19.12.2007

Holger Stanislawski im Interview

„Sehr, sehr viele Modefans“

Im neuen 11FREUNDE-Heft (ab morgen im Handel) ergründen wir den FC St. Pauli. Teamchef Holger Stanislawski, seit 1993 am Millerntor, hat den Mythos vom „etwas anderen Club“ entstehen sehen. Doch nun befürchtet er den Ausverkauf.

Interview: Tim Jürgens Bild: Imago
Besteht durch den Abriss des Klubheims die Gefahr, dass die Distanz zwischen Mannschaft und Fans größer wird?

Nein. Wir laufen auch nicht mit der Keule herum oder haben Stahlkappen in den Fußballschuhen wie früher in den 40ern. So schön das alte Klubheim auch war, auch wir müssen uns für neue Dinge öffnen. Denn für das Flair des Klubs sind letztlich nicht das Stadion oder das alte Klubheim verantwortlich, sondern immer noch die Menschen.

Abstiege in die 3. Liga konnten den Mythos nicht gefährden, nicht der Abriss des Clubheims und der Stadionumbau. Was dann?


Der Tod wäre der totale Verkauf. Bei allem, wo St. Pauli einen besonderen Stand hat, darf nicht nur der Kommerz gesehen werden. Man muss immer darauf achten, dass man ein bisschen bei den Wurzeln des Fußballs bleibt, denn es ist Volkssport Nummer eins. Egal ob Mädchen oder Junge, schwul, hetero oder transsexuell, jeder spielt gerne Fußball. Ich sage zu meinen Jungs immer: Wir alle haben mit fünf Jahren nicht angefangen Fußball zu spielen, um an das große Geld zu kommen, sondern weil wir Spaß dran hatten. Diese Reizüberflutung mit Merchandising-Artikeln und wenn wir jede Arschbacken mit Werbepartnern vollkleistern, ist der falsche Weg.

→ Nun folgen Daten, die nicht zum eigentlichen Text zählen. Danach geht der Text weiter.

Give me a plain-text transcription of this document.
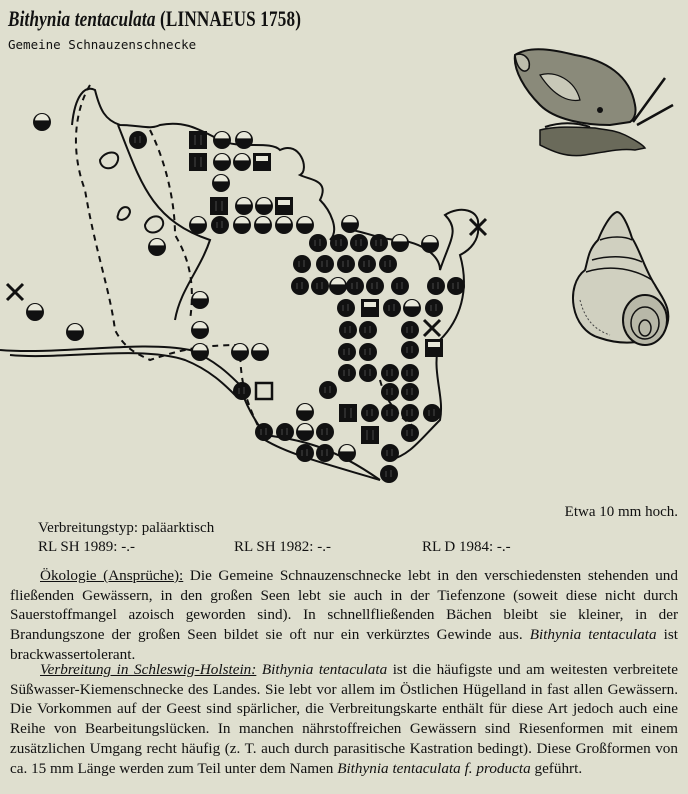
Bithynia tentaculata (LINNAEUS 1758)
Gemeine Schnauzenschnecke
Etwa 10 mm hoch.
Verbreitungstyp: paläarktisch
RL SH 1989: -.-	RL SH 1982: -.-	RL D 1984: -.-
Ökologie (Ansprüche): Die Gemeine Schnauzenschnecke lebt in den verschiedensten stehenden und fließenden Gewässern, in den großen Seen lebt sie auch in der Tiefenzone (soweit diese nicht durch Sauerstoffmangel azoisch geworden sind). In schnellfließenden Bächen bleibt sie kleiner, in der Brandungszone der großen Seen bildet sie oft nur ein verkürztes Gewinde aus. Bithynia tentaculata ist brackwassertolerant.
Verbreitung in Schleswig-Holstein: Bithynia tentaculata ist die häufigste und am weitesten verbreitete Süßwasser-Kiemenschnecke des Landes. Sie lebt vor allem im Östlichen Hügelland in fast allen Gewässern. Die Vorkommen auf der Geest sind spärlicher, die Verbreitungskarte enthält für diese Art jedoch auch eine Reihe von Bearbeitungslücken. In manchen nährstoffreichen Gewässern sind Riesenformen mit einem zusätzlichen Umgang recht häufig (z. T. auch durch parasitische Kastration bedingt). Diese Großformen von ca. 15 mm Länge werden zum Teil unter dem Namen Bithynia tentaculata f. producta geführt.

Sind Sie insofern froh, den Managerposten los zu sein?


Naja, da hat man natürlich einen anderen Einfluss.

Die Retter-Aktion, um dem Verein die Lizenz zu erhalten, hat viele Fans von St. Pauli entfremdet – T-Shirt-Verkäufe bei McDonald’s, der regierende Bürgermeister im Kartencenter, das Verscherbeln von Lebensdauerkarten. Hat diese Aktion dem Klub geschadet?

Ich fand die Retter-Aktion sehr okay, denn sie war wirtschaftlich überlebensnotwendig. Auch wenn der eine oder andere im Rahmen dieser Aktion vielleicht etwas mediengeil aufgetreten ist. Was dem Klub aber geschadet hat, war die Auseinandersetzung zwischen Aufsichtsrat und Präsident vor Gericht. Mir ist es unbegreiflich, wie ein seriöser Verein so was auf diese Art und Weise austragen kann.

Können Sie sich eigentlich vorstellen, bei einem anderen Vereinen zu arbeiten?

Ja, und ich möchte auch andere Menschen und Strukturen kennen lernen. Ich bin am Anfang meiner Karriere als Trainer. Da ist es zwangsläufig, dass irgendwann der Zeitpunkt kommt, dass einer zu mir rüber kommt und mir sagt, dass es vorbei ist. Das war mir bewusst, als ich als Trainer unterschrieben habe.

Ist für den FC St. Pauli mittelfristig trotzdem die 1. Liga ein Must?


Nein, überhaupt nicht. Von den Strukturen und den Finanzen her sind wir seit jeher in Zweitligist. Der Verein ist durch den Aufstieg in die 2. Liga so schnell gewachsen, dass wir gar nicht mitkommen und uns erst allmählich die Fehler auffallen, die gemacht wurden. Deshalb ist es wichtig, jetzt kühlen Kopf zu bewahren und nicht gleich wieder von der Bundesliga zu träumen.